Musically, we both are drawn to complex, hard-driving, dynamic music. On the surface, it appears that we both listen to genres that are musically connected. The more I listen to Lew’s music favorites, it’s fast paced, driving, aggressive, yet complexly controlled. Metallica, Yngmie Malmsteen, Gary Hoey, Jerry Cantrell, Steve Vai. You’d noticed if the guitarist flubbed it. Punkishness is my first musical love— the raw emotion, the chaos, the percussion, the anti-establishment appeal . X, Nina Hagen, the Ramones, Oingo-Boingo, the Violent Femmes. Errors are not hidden but embraced, made the focal point sometimes. My musical feel good meter morphed over the years to include PUSA, Primus, the Beatles and Tom Petty’s whole discography. Lately, I’m drawn to instrumental pieces, from the jam sessions of Galactic, to the new-age electronica of Ratatat, to the instrumentals of Apocalypticia, Vitamin C Quartets and The Section Quartet. And flamenco guitar styling. This new musical yumminess of mine, along with our mutual affinity for Buckethead, shouts never existing in absolute stasis in my opinion.

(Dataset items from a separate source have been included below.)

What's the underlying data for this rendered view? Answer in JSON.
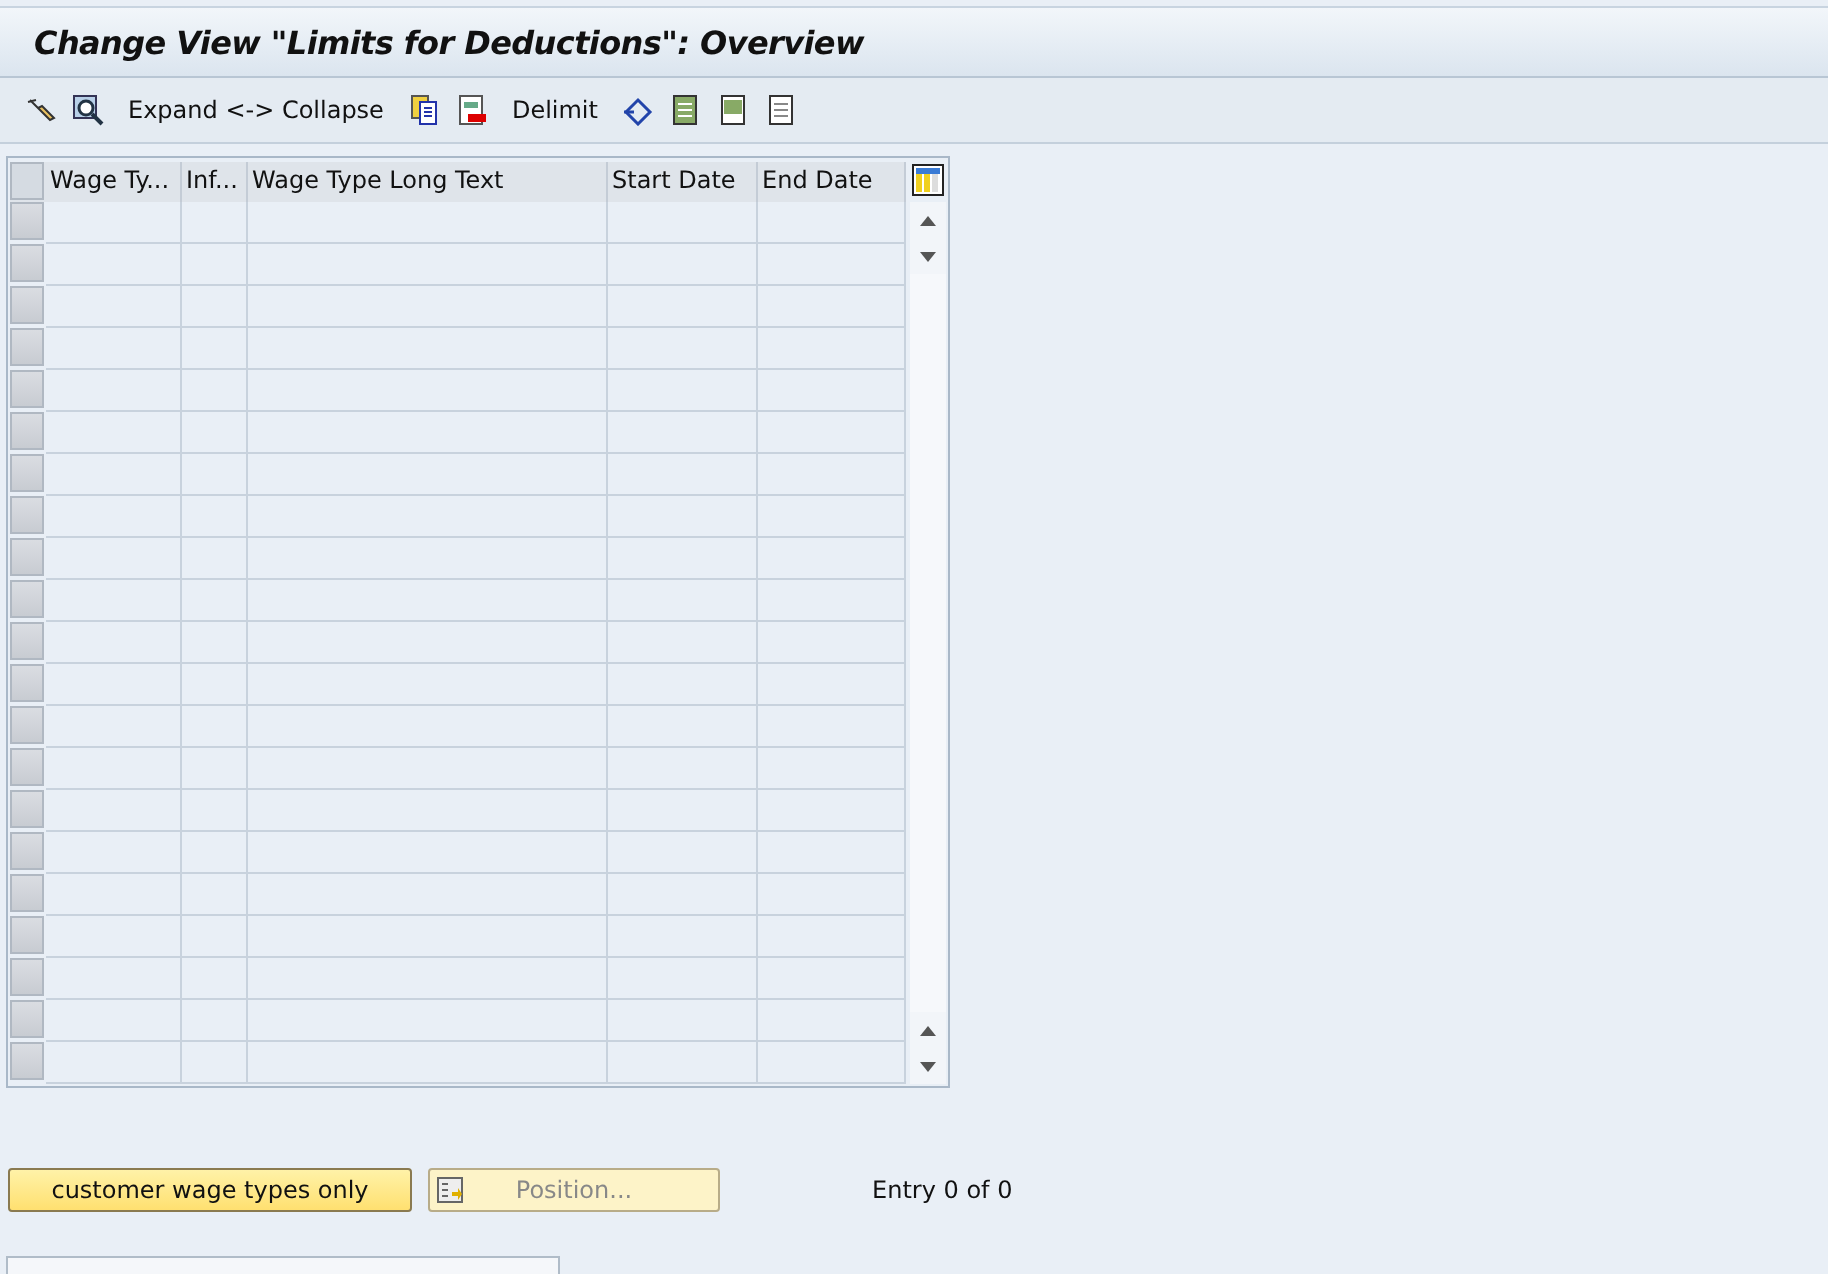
{
  "window": {
    "title": "Change View \"Limits for Deductions\": Overview"
  },
  "toolbar": {
    "buttons": [
      "Expand <-> Collapse",
      "Delimit"
    ]
  },
  "table": {
    "columns": [
      "Wage Ty...",
      "Inf...",
      "Wage Type Long Text",
      "Start Date",
      "End Date"
    ]
  },
  "footer": {
    "buttons": [
      {
        "label": "customer wage types only",
        "disabled": false
      },
      {
        "label": "Position...",
        "disabled": true
      }
    ],
    "entry_info": "Entry 0 of 0"
  }
}
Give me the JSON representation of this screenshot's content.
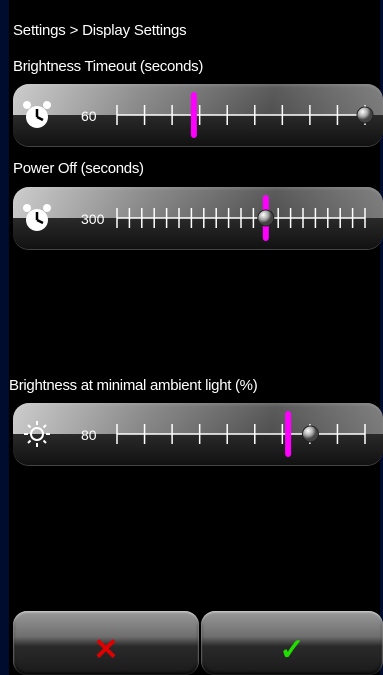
{
  "breadcrumb": "Settings > Display Settings",
  "sliders": [
    {
      "label": "Brightness Timeout (seconds)",
      "value": "60",
      "icon": "alarm-clock-icon",
      "ticks": 10,
      "knob_fraction": 1.0,
      "marker_fraction": 0.31
    },
    {
      "label": "Power Off (seconds)",
      "value": "300",
      "icon": "alarm-clock-icon",
      "ticks": 21,
      "knob_fraction": 0.6,
      "marker_fraction": 0.6
    },
    {
      "label": "Brightness at minimal ambient light (%)",
      "value": "80",
      "icon": "sun-icon",
      "ticks": 10,
      "knob_fraction": 0.78,
      "marker_fraction": 0.69
    }
  ],
  "buttons": {
    "cancel_glyph": "✕",
    "ok_glyph": "✓",
    "cancel_color": "#e00000",
    "ok_color": "#22dd00"
  },
  "colors": {
    "marker": "#ff00ff",
    "frame": "#000c2e"
  }
}
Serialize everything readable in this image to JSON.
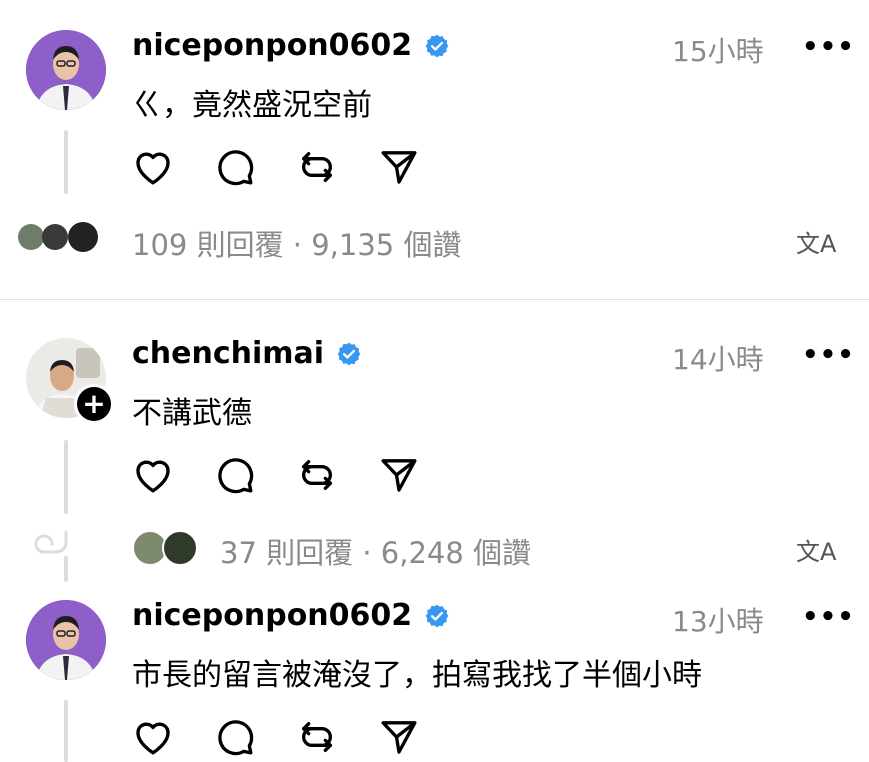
{
  "posts": [
    {
      "username": "niceponpon0602",
      "time": "15小時",
      "more": "•••",
      "text": "ㄍ，竟然盛況空前",
      "stats": "109 則回覆 · 9,135 個讚",
      "translate_icon": "文A"
    },
    {
      "username": "chenchimai",
      "time": "14小時",
      "more": "•••",
      "text": "不講武德",
      "stats": "37 則回覆 · 6,248 個讚",
      "translate_icon": "文A",
      "follow_badge": "+"
    },
    {
      "username": "niceponpon0602",
      "time": "13小時",
      "more": "•••",
      "text": "市長的留言被淹沒了，拍寫我找了半個小時"
    }
  ],
  "colors": {
    "verified": "#3897f0",
    "avatar_purple": "#8e5ec9",
    "secondary_text": "#8a8a8a"
  }
}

I could go on and on. I read books, Lew reads magazines. I read for pleasure mostly, he reads for information mostly. He’s drawn to fun, fast cars. I’m drawn to fun, functional cars. His favorite colors are red, black and white. Mine is green. His timing in the kitchen is stronger. More of the food ends up on the table, warm, at the same time. I’m better at orchestrating the chopping, mixing and clean-as-you-go. He’s the cat whisperer and I’m still getting used to sharing my home with a cat. I promoted heavily for sharing our home with pups– he wasn’t so sure. We’re both head-over-heels in love with our canines.
Think about any relationship you’ve had that’s deep, refreshing, frustrating, emotional, fulfilling and continually evolving. I’m not referring specifically to people you’ve been romantically involved with, either. Do you see the qualities of yin and yang within the perimeters of the relationship? I bet if you mulled it over for awhile, you’d see a bunch of yin and yang spill out of your memories. Is this perhaps where the cliche opposites attract may have found its beginning? Opposites may attract, but without the yin and yang, or the open-mindedness to look for it in both the good and the bad times, what may have the potential to become complementary opposites may devolve into polar opposites. Complementary opposites complete each other. Polar opposites repel each other. In the yin and yang of life, both modes have the same humble beginnings; yet through the exercise of free will, stumble down the lanes they decide to navigate.